Elle a souligné que ce projet s’inscrit dans la mise en œuvre du plan de développement 2026-2030, fondé sur une approche progressive, participative et territoriale, associant l’État, les acteurs locaux et les citoyens. L’objectif est de promouvoir un développement plus équitable et mieux réparti entre les régions.
Le budget 2027 entend s’appuyer sur la valorisation des ressources nationales, le développement des secteurs à forte valeur ajoutée et le renforcement de l’autosuffisance, afin de soutenir une croissance inclusive et de rompre avec les anciennes méthodes de gestion des ressources publiques.
Le gouvernement souhaite également doter ce budget d’une meilleure capacité de résistance face aux crises internationales, aux tensions géopolitiques et aux défis climatiques. Il mise, pour cela, sur la diversification de l’économie, le soutien à la production, l’encouragement des initiatives collectives et la consolidation des acquis en matière de sécurité alimentaire, hydrique, énergétique et pharmaceutique.
La cheffe du gouvernement a insisté sur la nécessité de préserver les équilibres financiers de l’État tout en mobilisant les ressources nécessaires pour soutenir les priorités économiques et sociales. Cela passe par le renforcement du rôle social de l’État, l’amélioration du pouvoir d’achat, la qualité des services publics, l’investissement, la création d’emplois et le développement régional équilibré.

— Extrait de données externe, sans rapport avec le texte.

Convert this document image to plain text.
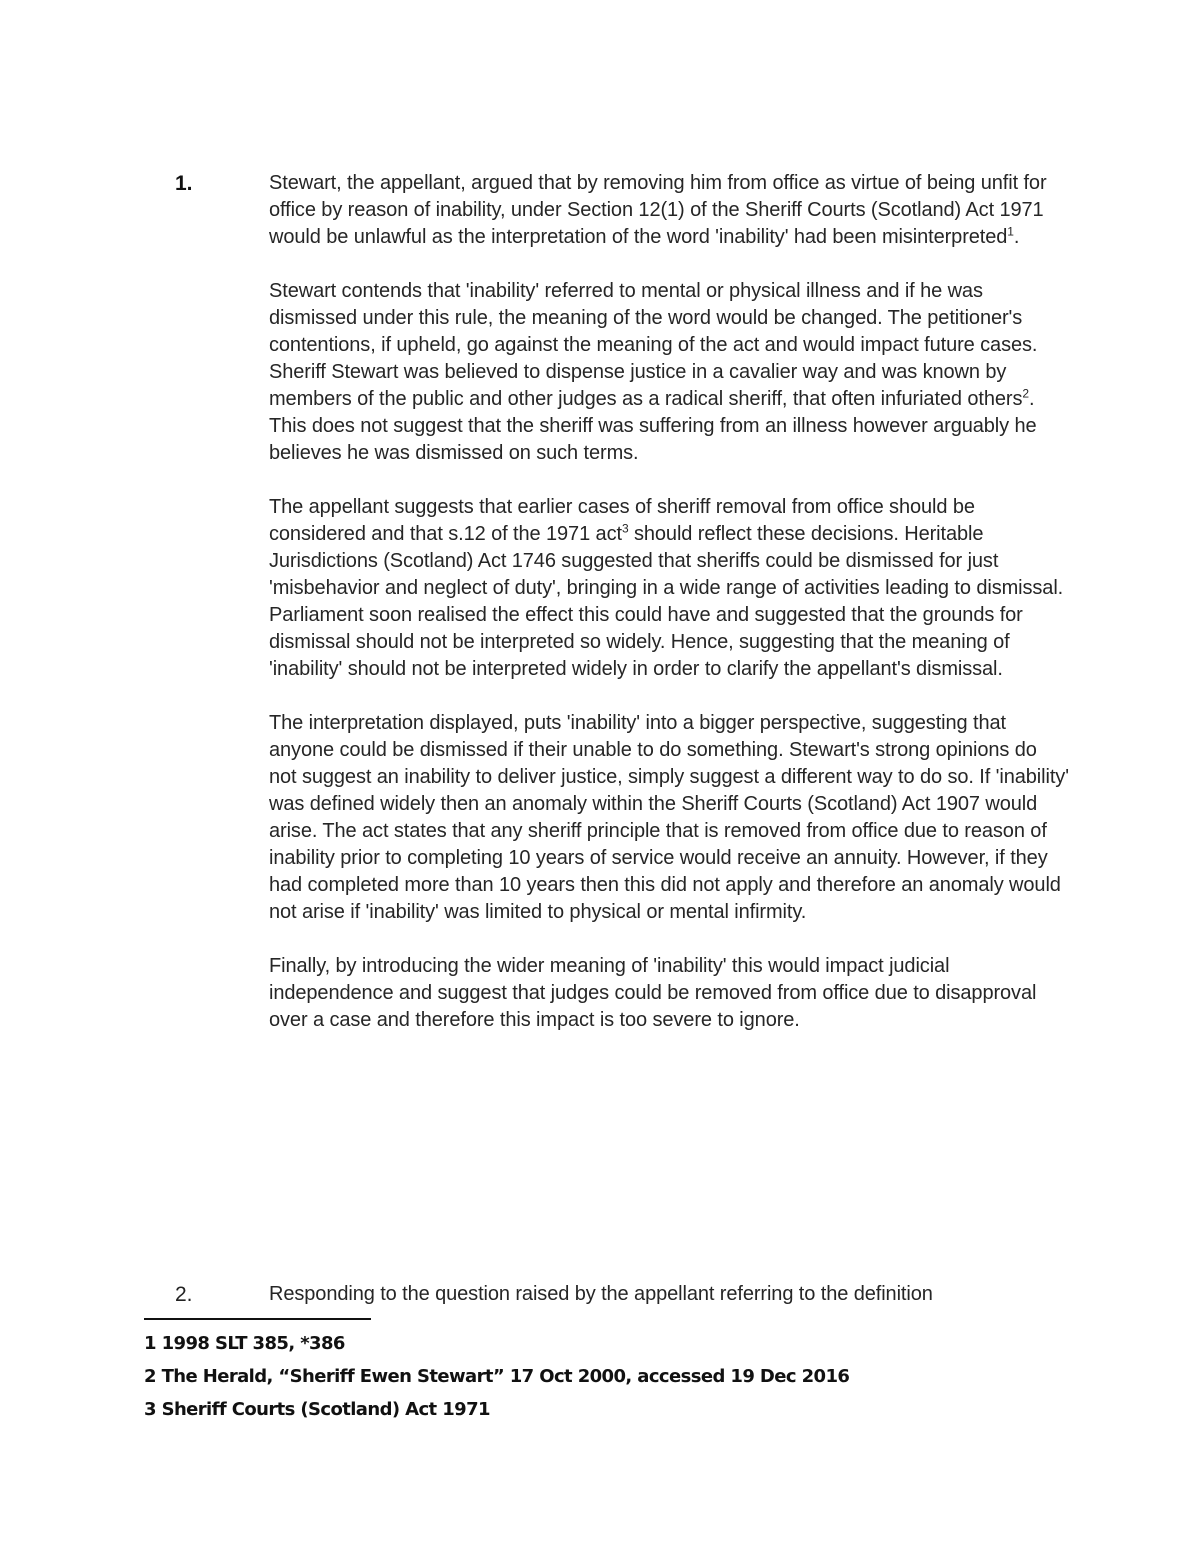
1.	Stewart, the appellant, argued that by removing him from office as virtue of being unfit for office by reason of inability, under Section 12(1) of the Sheriff Courts (Scotland) Act 1971 would be unlawful as the interpretation of the word 'inability' had been misinterpreted$^1$.

Stewart contends that 'inability' referred to mental or physical illness and if he was dismissed under this rule, the meaning of the word would be changed. The petitioner's contentions, if upheld, go against the meaning of the act and would impact future cases. Sheriff Stewart was believed to dispense justice in a cavalier way and was known by members of the public and other judges as a radical sheriff, that often infuriated others$^2$. This does not suggest that the sheriff was suffering from an illness however arguably he believes he was dismissed on such terms.

The appellant suggests that earlier cases of sheriff removal from office should be considered and that s.12 of the 1971 act$^3$ should reflect these decisions. Heritable Jurisdictions (Scotland) Act 1746 suggested that sheriffs could be dismissed for just 'misbehavior and neglect of duty', bringing in a wide range of activities leading to dismissal. Parliament soon realised the effect this could have and suggested that the grounds for dismissal should not be interpreted so widely. Hence, suggesting that the meaning of 'inability' should not be interpreted widely in order to clarify the appellant's dismissal.

The interpretation displayed, puts 'inability' into a bigger perspective, suggesting that anyone could be dismissed if their unable to do something. Stewart's strong opinions do not suggest an inability to deliver justice, simply suggest a different way to do so. If 'inability' was defined widely then an anomaly within the Sheriff Courts (Scotland) Act 1907 would arise. The act states that any sheriff principle that is removed from office due to reason of inability prior to completing 10 years of service would receive an annuity. However, if they had completed more than 10 years then this did not apply and therefore an anomaly would not arise if 'inability' was limited to physical or mental infirmity.

Finally, by introducing the wider meaning of 'inability' this would impact judicial independence and suggest that judges could be removed from office due to disapproval over a case and therefore this impact is too severe to ignore.

2.	Responding to the question raised by the appellant referring to the definition

1 1998 SLT 385, *386
2 The Herald, “Sheriff Ewen Stewart” 17 Oct 2000, accessed 19 Dec 2016
3 Sheriff Courts (Scotland) Act 1971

Parmi les priorités annoncées figurent aussi la réforme du système de santé et de la protection sociale, la restructuration des entreprises publiques, l’accélération de la transition numérique, la justice fiscale et l’intégration progressive de l’économie parallèle dans le circuit formel.

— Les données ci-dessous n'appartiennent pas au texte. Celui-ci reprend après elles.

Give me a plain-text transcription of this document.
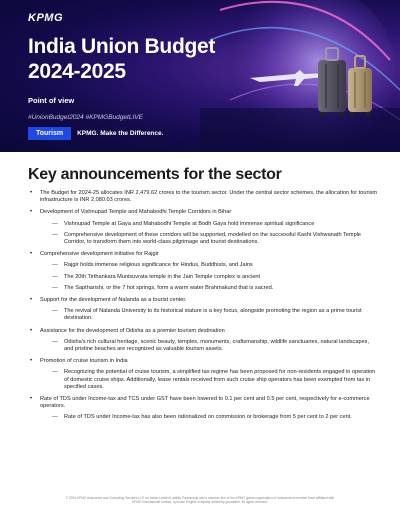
KPMG
India Union Budget
2024-2025
Point of view
#UnionBudget2024 #KPMGBudgetLIVE
Tourism	KPMG. Make the Difference.
Key announcements for the sector
• The Budget for 2024-25 allocates INR 2,479.62 crores to the tourism sector. Under the central sector schemes, the allocation for tourism infrastructure is INR 2,080.03 crores.
• Development of Vishnupad Temple and Mahabodhi Temple Corridors in Bihar
— Vishnupad Temple at Gaya and Mahabodhi Temple at Bodh Gaya hold immense spiritual significance
— Comprehensive development of these corridors will be supported, modelled on the successful Kashi Vishwanath Temple Corridor, to transform them into world-class pilgrimage and tourist destinations.
• Comprehensive development initiative for Rajgir
— Rajgir holds immense religious significance for Hindus, Buddhists, and Jains
— The 20th Tirthankara Munisuvrata temple in the Jain Temple complex is ancient
— The Saptharishi, or the 7 hot springs, form a warm water Brahmakund that is sacred.
• Support for the development of Nalanda as a tourist center.
— The revival of Nalanda University to its historical stature is a key focus, alongside promoting the region as a prime tourist destination.
• Assistance for the development of Odisha as a premier tourism destination
— Odisha's rich cultural heritage, scenic beauty, temples, monuments, craftsmanship, wildlife sanctuaries, natural landscapes, and pristine beaches are recognized as valuable tourism assets.
• Promotion of cruise tourism in India
— Recognizing the potential of cruise tourism, a simplified tax regime has been proposed for non-residents engaged in operation of domestic cruise ships. Additionally, lease rentals received from such cruise ship operators has been exempted from tax in specified cases.
• Rate of TDS under Income-tax and TCS under GST have been lowered to 0.1 per cent and 0.5 per cent, respectively for e-commerce operators.
— Rate of TDS under Income-tax has also been rationalized on commission or brokerage from 5 per cent to 2 per cent.
© 2024 KPMG Assurance and Consulting Services LLP, an Indian Limited Liability Partnership and a member firm of the KPMG global organization of independent member firms affiliated with
KPMG International Limited, a private English company limited by guarantee. All rights reserved.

De son côté, la ministre des Finances, Michket Slama Khaldi, a présenté un bilan de l’exécution du budget 2026 ainsi que les hypothèses économiques retenues pour 2027. Elle a mis en avant la résilience de l’économie nationale malgré les pressions financières et l’incertitude internationale.
En clôture, la cheffe du gouvernement a réaffirmé que le projet de loi de finances 2027 doit répondre aux attentes des Tunisiens, tout en consolidant la justice sociale et les fondements de l’État social.